North Carolina was the most decorated U.S. battleship of World War II with 15 battle stars, having participated in every major naval offensive in the Pacific from Guadalcanal to Tokyo Bay.
Following the surrender of Japan in August, she carried American personnel home during Operation Magic Carpet. North Carolina operated briefly off the east coast of the United States in 1946 before being decommissioned the next year and placed in reserve and finally stricken in 1960. Thanks to a campaign, she was saved and is now preserved.
Enough boring facts, let's get to the museum! The ship and the tours on board are pretty well practicing their COVID protocols. The tour route is one-way and some of the closer spaces give you enough warning so that you can be sure that you'll be there alone. Masks are required throughout the entire ship.
Two full hours and I still didn't do everything. I still did lots, from exploring the flag cabin, the conn, through the scullery and the turrets and officer's country all the way down to the rudder mechanisms. There are plenty of captions everywhere that tell you about the roles of people who served in these spaces, what they did and what life was like about this amazing and massive ship. The displays really show how it was when the ship was underway and what the crew went through on a day by day basis.

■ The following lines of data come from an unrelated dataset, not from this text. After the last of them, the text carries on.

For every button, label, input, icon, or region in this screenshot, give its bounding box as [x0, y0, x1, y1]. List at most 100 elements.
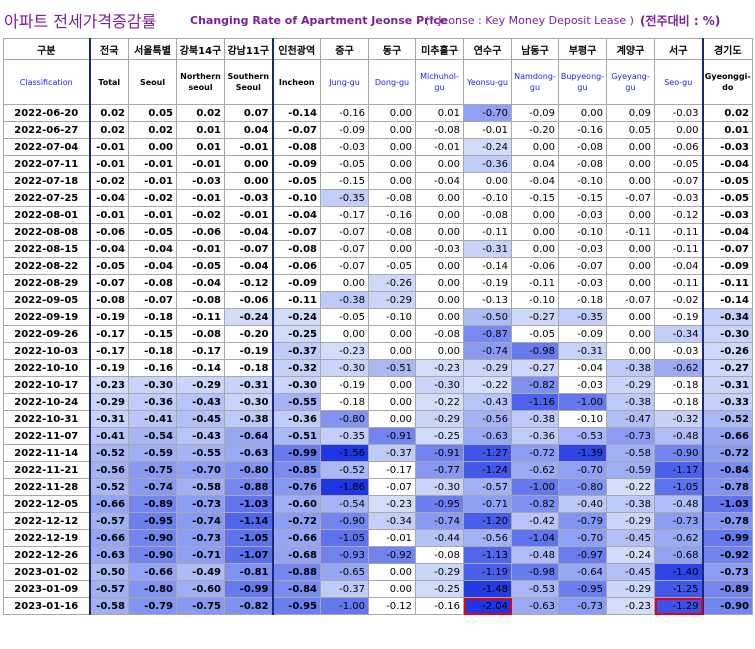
rate-cell: -0.75 [128, 461, 177, 479]
rate-cell: -0.16 [368, 206, 416, 224]
rate-cell: -0.01 [89, 206, 129, 224]
rate-cell: -0.43 [176, 393, 225, 411]
rate-cell: -0.29 [606, 376, 655, 394]
rate-cell: -0.38 [606, 359, 655, 377]
rate-cell: -0.50 [463, 308, 512, 326]
rate-cell: -0.09 [511, 104, 559, 122]
rate-cell: -0.85 [272, 461, 321, 479]
rate-cell: -0.04 [128, 240, 177, 258]
rate-cell: -0.38 [320, 291, 369, 309]
rate-cell: -0.90 [654, 444, 704, 462]
rate-cell: -0.10 [272, 189, 321, 207]
table-row: 2022-07-04 -0.01 0.00 0.01 -0.01 -0.08 -0.03 0.… [3, 138, 753, 156]
rate-cell: -0.68 [272, 546, 321, 564]
rate-cell: -0.12 [224, 274, 274, 292]
rate-cell: -1.03 [702, 495, 753, 513]
rate-cell: -0.30 [272, 376, 321, 394]
rate-cell: -0.02 [176, 206, 225, 224]
rate-cell: 0.00 [368, 410, 416, 428]
rate-cell: -0.71 [176, 546, 225, 564]
rate-cell: -0.01 [128, 172, 177, 190]
rate-cell: -0.04 [128, 257, 177, 275]
rate-cell: 0.00 [128, 138, 177, 156]
rate-cell: -0.40 [558, 495, 607, 513]
row-date: 2022-07-11 [3, 155, 91, 173]
rate-cell: 0.00 [368, 121, 416, 139]
rate-cell: 0.09 [606, 104, 655, 122]
rate-cell: -0.25 [272, 325, 321, 343]
rate-cell: -0.08 [176, 291, 225, 309]
rate-cell: 0.04 [511, 155, 559, 173]
rate-cell: -0.08 [463, 206, 512, 224]
rate-cell: 0.00 [606, 206, 655, 224]
rate-cell: -0.73 [176, 529, 225, 547]
table-row: 2022-08-15 -0.04 -0.04 -0.01 -0.07 -0.08 -0.07… [3, 240, 753, 258]
rate-cell: -0.55 [176, 444, 225, 462]
rate-cell: -0.70 [558, 461, 607, 479]
column-header-ko: 강남11구 [224, 38, 274, 60]
row-date: 2022-10-24 [3, 393, 91, 411]
rate-cell: -0.05 [320, 155, 369, 173]
rate-cell: -0.41 [89, 427, 129, 445]
rate-cell: -0.60 [176, 580, 225, 598]
rate-cell: -0.16 [415, 597, 464, 615]
table-row: 2022-08-01 -0.01 -0.01 -0.02 -0.01 -0.04 -0.17… [3, 206, 753, 224]
rate-cell: 0.00 [511, 240, 559, 258]
column-header-en: Seoul [128, 59, 177, 105]
rate-cell: -0.03 [654, 342, 704, 360]
rate-cell: -0.03 [415, 240, 464, 258]
rate-cell: -0.63 [463, 427, 512, 445]
rate-cell: -0.95 [558, 580, 607, 598]
rate-cell: -0.54 [128, 427, 177, 445]
rate-cell: 0.00 [415, 189, 464, 207]
rate-cell: -0.09 [558, 325, 607, 343]
rate-cell: -0.89 [128, 495, 177, 513]
rate-cell: -0.08 [89, 291, 129, 309]
rate-cell: 0.00 [415, 223, 464, 241]
column-header-ko: 서구 [654, 38, 704, 60]
rate-cell: -0.78 [702, 512, 753, 530]
rate-cell: -0.30 [415, 478, 464, 496]
table-row: 2022-07-11 -0.01 -0.01 -0.01 0.00 -0.09 -0.05 0… [3, 155, 753, 173]
rate-cell: -0.12 [654, 206, 704, 224]
rate-cell: -0.29 [89, 393, 129, 411]
rate-cell: -0.75 [176, 597, 225, 615]
rate-cell: -0.18 [224, 359, 274, 377]
rate-cell: 0.00 [606, 257, 655, 275]
rate-cell: -0.04 [89, 240, 129, 258]
header-classification-ko: 구분 [3, 38, 91, 60]
rate-cell: -0.07 [320, 240, 369, 258]
rate-cell: 0.00 [320, 325, 369, 343]
table-row: 2022-07-18 -0.02 -0.01 -0.03 0.00 -0.05 -0.15 0… [3, 172, 753, 190]
rate-cell: 0.00 [368, 172, 416, 190]
rate-cell: -0.11 [654, 223, 704, 241]
rate-cell: -0.14 [702, 291, 753, 309]
rate-cell: -0.34 [368, 512, 416, 530]
rate-cell: -0.18 [654, 376, 704, 394]
rate-cell: -0.03 [702, 138, 753, 156]
rate-cell: -0.64 [558, 563, 607, 581]
rate-cell: -0.16 [320, 104, 369, 122]
rate-cell: -0.29 [368, 291, 416, 309]
rate-cell: -0.36 [511, 427, 559, 445]
rate-cell: -0.32 [272, 359, 321, 377]
rate-cell: -0.20 [224, 325, 274, 343]
row-date: 2022-06-20 [3, 104, 91, 122]
rate-cell: -0.43 [463, 393, 512, 411]
rate-cell: -1.16 [511, 393, 559, 411]
rate-cell: -0.32 [654, 410, 704, 428]
rate-cell: -0.02 [654, 291, 704, 309]
unit-label: (전주대비 : %) [640, 14, 721, 28]
row-date: 2023-01-09 [3, 580, 91, 598]
row-date: 2022-09-19 [3, 308, 91, 326]
rate-cell: 0.00 [511, 206, 559, 224]
column-header-ko: 연수구 [463, 38, 512, 60]
rate-cell: -1.40 [654, 563, 704, 581]
rate-cell: -0.43 [176, 427, 225, 445]
rate-cell: -0.03 [654, 104, 704, 122]
rate-cell: 0.00 [606, 308, 655, 326]
rate-cell: -0.36 [128, 393, 177, 411]
rate-cell: -0.06 [654, 138, 704, 156]
rate-cell: -0.23 [320, 342, 369, 360]
rate-cell: 0.00 [415, 206, 464, 224]
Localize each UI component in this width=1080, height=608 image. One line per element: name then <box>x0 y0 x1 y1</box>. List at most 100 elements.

Five stars, as good as it gets. If you're at all interested in modern history, ships, guns or just really cool engineering, this is a fab visit.
Tip: The main deck is handicapped accessible but other parts of the ship are not. Some of the ladders are quite steep and some of the tight spaces could be claustrophobic. And yeah, the full complement of this ship was 1800 sailors.
Tip: You will be grabbing handrails that have been handled by dozens, if not hundreds of other people. I have no guess as to how often they are sanitized. If you have surgical gloves, WEAR THEM and be much safer than just wiping with Purell every three minutes. I did and had no worries.
For me, this was my special round number review and stands with other round number reviews. London's Royal Observatory (1000), Tokyo's Hachiko Statue (6000), Thomas Jefferson's Monticello (8000), Toronto's CN Tower (11000) and Munich's Olympiaturm tower (12000).
[Round number review 14000 overall, 1322 of 2020, number 2640 in North Carolina.]